Xxxxx, Xx. or Xxxxxxx Xxxxx determine that the Transaction will not be
consummated and (v) June 21, 1999.
(f) IBM Credit will defer until June 21, 1999 the payments required on February
1, 1999, March 1, 1999, April 1, 1999, May 1, 1999 and June 1, 1999 under
the Promissory Note dated October 30, 1998 made by Pulsar in favor of IBM
Credit.
(g) IBM Credit does not waive any default, but agrees to forebear from
exercising remedies available to it in connection with the default referred
to in subparagraph (c) above and to make the accommodations set forth
herein until the earlier of (i) the occurrence of any failure by Pulsar to
perform any of its agreements under this Letter, (ii) the occurrence of a
further default under the Financing Agreement or the Forbearance Agreement
(iii) the occurrence of any failure by Pulsar to perform any of its
agreements under the Letter Agreements (other than those failures described
in IBM Credit's letter to Pulsar dated February 2, 1999 and for which
action has already been taken by IBM Credit), (iv) the date Pulsar, Xxxxxxx
X. Xxxxx, Xx. or Xxxxxxx Xxxxx determine that the Transaction will not be
consummated and (v) June 21, 1999.
(h) Pulsar, Xxxxxxx X. Xxxxx, Xx. and Xxxxxxx Xxxxx each severally waives the
benefit of any statute of limitations that might otherwise bar the recovery
of any amount due IBM Credit from any one of them in connection with this
subparagraph (h).
Nothing in this Letter or any of the other negotiations or actions undertaken
pursuant to this Letter, shall constitute a waiver or modification of any of IBM
Credit's rights and remedies against Pulsar or Xxxxxxx X. Xxxxx, Xx. or Xxxxxxx
Xxxxx. Notwithstanding any prior mutual temporary disregard of any of the terms
of the Financing Agreement, the Forbearance Agreement, the Letter Agreement or
any other agreement, Pulsar, Xxxxxxx X. Xxxxx, Xx., and Xxxxxxx Xxxxx agree that
the terms of the Financing Agreement, the Forbearance Agreement, the Letter
Agreements, the letter agreement dated February 2, 1999 among IBM Credit,
Pulsar, Xxxxxxx X. Xxxxx, Xx. and Xxxxxxx Xxxxx, and any guaranty in connection
therewith continue in full force and effect and will be strictly adhered to on
and after the date hereof except as expressly set forth in this Letter. Xxxxxxx
X. Xxxxx and Xxxxxxx Xxxxx restate and reaffirm the validity and legality of
each Guaranty. Each party to this Letter agreement agrees and acknowledges that
such party is entering into this Letter agreement freely and voluntarily with
the advice of legal counsel of such party's own choosing.

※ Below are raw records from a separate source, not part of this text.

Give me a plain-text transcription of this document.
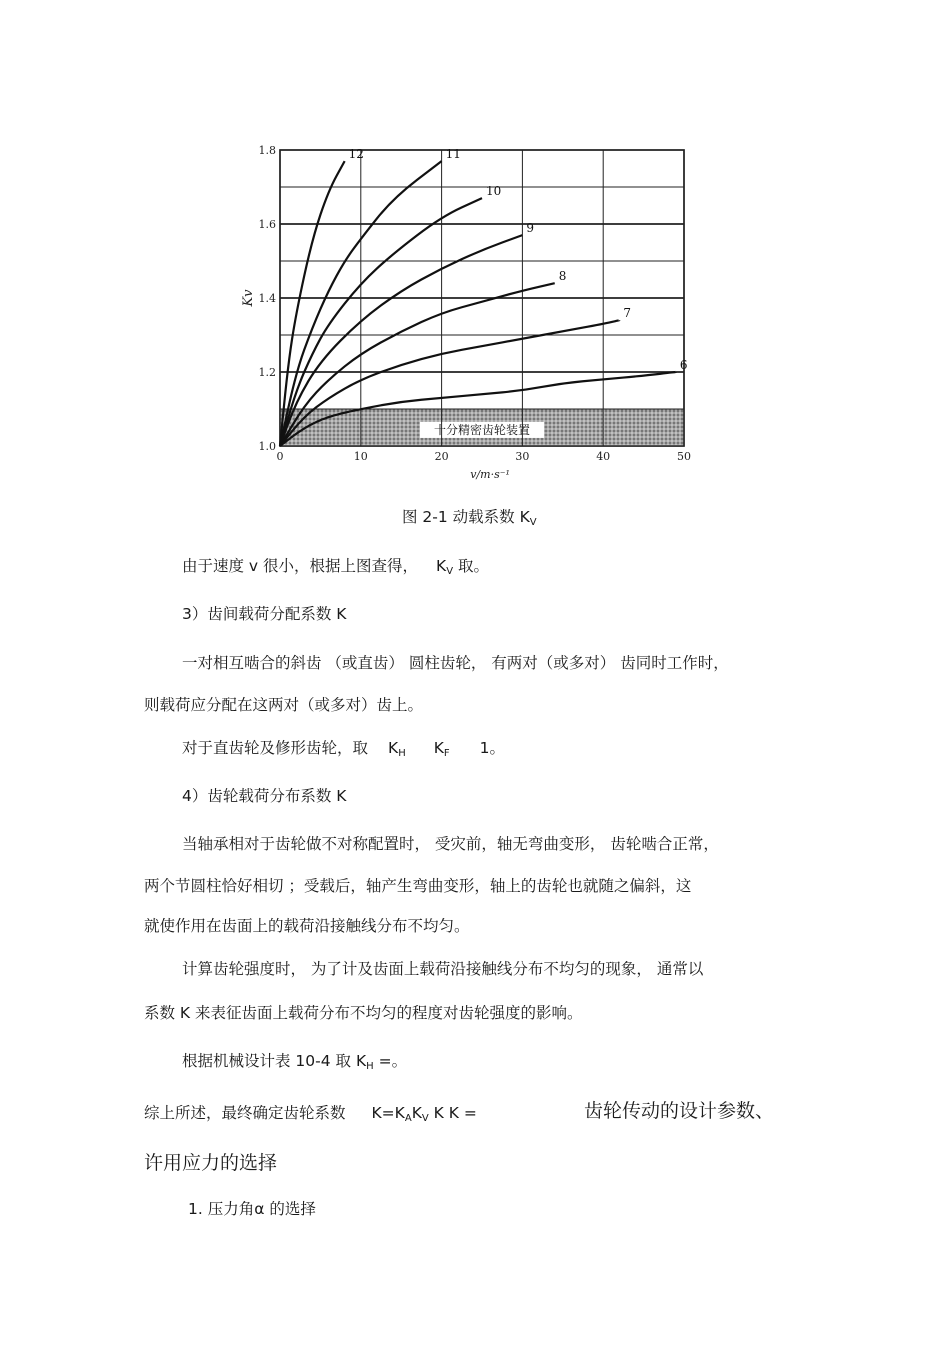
十分精密齿轮装置
0	10	20	30	40	50
1.0
1.2
1.4
1.6
1.8
v/m·s⁻¹
Kv
12	11
10
9
8
7
6
图 2-1 动载系数 $K_V$
由于速度 v 很小，根据上图查得， $K_V$ 取。
3）齿间载荷分配系数 K
一对相互啮合的斜齿 （或直齿） 圆柱齿轮， 有两对（或多对） 齿同时工作时，
则载荷应分配在这两对（或多对）齿上。
对于直齿轮及修形齿轮，取 $K_H$ $K_F$ 1。
4）齿轮载荷分布系数 K
当轴承相对于齿轮做不对称配置时， 受灾前，轴无弯曲变形， 齿轮啮合正常，
两个节圆柱恰好相切 ；受载后，轴产生弯曲变形，轴上的齿轮也就随之偏斜，这
就使作用在齿面上的载荷沿接触线分布不均匀。
计算齿轮强度时， 为了计及齿面上载荷沿接触线分布不均匀的现象， 通常以
系数 K 来表征齿面上载荷分布不均匀的程度对齿轮强度的影响。
根据机械设计表 10-4 取 $K_H$ =。
综上所述，最终确定齿轮系数 $K=K_AK_V$ K K =	齿轮传动的设计参数、
许用应力的选择
1. 压力角α 的选择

Capitalized terms used herein but not defined herein will have the meanings set
forth in the Financing Agreement.
Sincerely,
Xxxx X. Xxxxxxxx
Region Loan Manager
ACKNOWLEDGED and AGREED to:
By: ____________________________________________________
Name: Xxxxxxx X. Xxxxx, Xx. as Guarantor and as President and CEO
of Pulsar Data Systems, Inc.
Date: ____________________________
By: ____________________________________________________
Name: Xxxxxxx Xxxxx, as Guarantor and Secretary of Pulsar Data Systems, Inc.